Because the actualized repayment is already 20 months. So we will just clip the first 20 months of forecast. And then we sum the rest.

In [613]:
# two_repayments = df.groupby('origination_date')['repayment_amount'].apply(list).reset_index(name='repayment')['repayment'].apply(lambda x: x[0: 2])
df_agg2['expected_repayment_part_to_forecast'] = df_agg2['expected_repayment_part'].apply(lambda x: list(x[20:]))
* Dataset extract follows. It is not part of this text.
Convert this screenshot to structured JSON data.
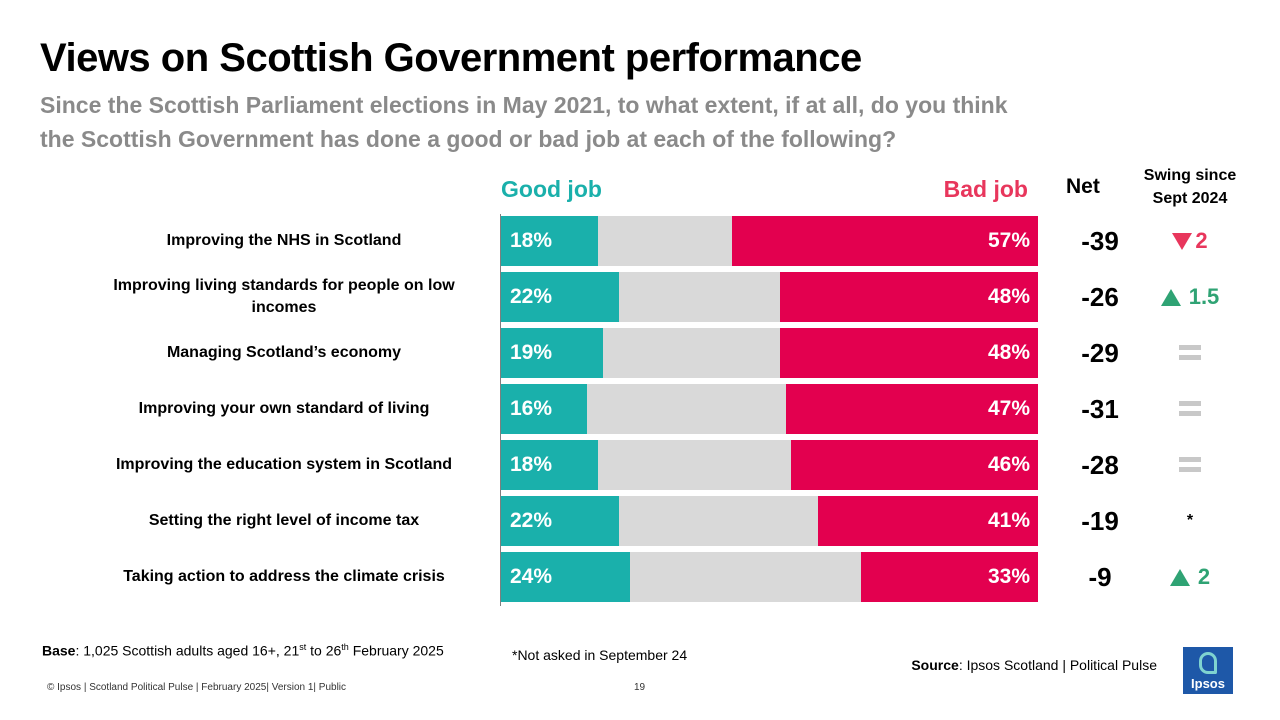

A value is trying to be set on a copy of a slice from a DataFrame.
Try using .loc[row_indexer,col_indexer] = value instead

See the caveats in the documentation: https://pandas.pydata.org/pandas-docs/stable/user_guide/indexing.html#returning-a-view-versus-a-copy
  df_agg2['expected_repayment_part_to_forecast'] = df_agg2['expected_repayment_part'].apply(lambda x: list(x[20:]))


In [615]:
len(df_agg2['expected_repayment_part_to_forecast'][2])

10

In [617]:
df_agg2 = df_agg2.drop(columns=['expected_repayment_part'])
df_agg2.head()

Unnamed: 0,origination_date,origination_amount,expected_repayment_part_to_forecast
0,2019-05-31,10018746.17,"[0.0, 0.0, 0.0, 0.0, 0.0, 0.0, 0.0, 0.0, 0.0, ..."
1,2019-06-30,10868379.04,"[0.00035375557378911494, 0.0001274502637119302..."
2,2019-07-31,10733932.61,"[0.0003363070416652008, 0.000127581610524241, ..."
3,2019-08-31,12558727.02,"[0.0, 0.0, 0.0, 0.0, 0.0, 0.0, 0.0, 0.0, 0.0, ..."
4,2019-09-30,14505071.44,"[0.0005597463310640909, 0.00025435046008442735..."


In [618]:
df_agg2['total_expected_repayment_part_to_forecast'] = df_agg2['expected_repayment_part_to_forecast'].apply(sum)
df_agg2['total_expected_repayment_to_forecast'] = df_agg2['total_expected_repayment_part_to_forecast'] * df_agg2['origination_amount']
df_agg2.head()


Unnamed: 0,origination_date,origination_amount,expected_repayment_part_to_forecast,total_expected_repayment_part_to_forecast,total_expected_repayment_to_forecast
0,2019-05-31,10018746.17,"[0.0, 0.0, 0.0, 0.0, 0.0, 0.0, 0.0, 0.0, 0.0, ...",0.0,0.0
1,2019-06-30,10868379.04,"[0.00035375557378911494, 0.0001274502637119302...",0.000511,5552.760346
2,2019-07-31,10733932.61,"[0.0003363070416652008, 0.000127581610524241, ...",0.0005,5361.769074
3,2019-08-31,12558727.02,"[0.0, 0.0, 0.0, 0.0, 0.0, 0.0, 0.0, 0.0, 0.0, ...",0.0,0.0
4,2019-09-30,14505071.44,"[0.0005597463310640909, 0.00025435046008442735...",0.000959,13904.534339


In [619]:
df_agg2['total_expected_repayment_to_forecast'].sum()

48330.86427843139

The target number from the instruction is 84993122.67. I got 48330.86. Still wrong. Sorry but I'm going to let this go. I'm moving on to machine learning problems that are the objectives of my attempts in doing these virtual experiences. I'm making machine learning portfolio.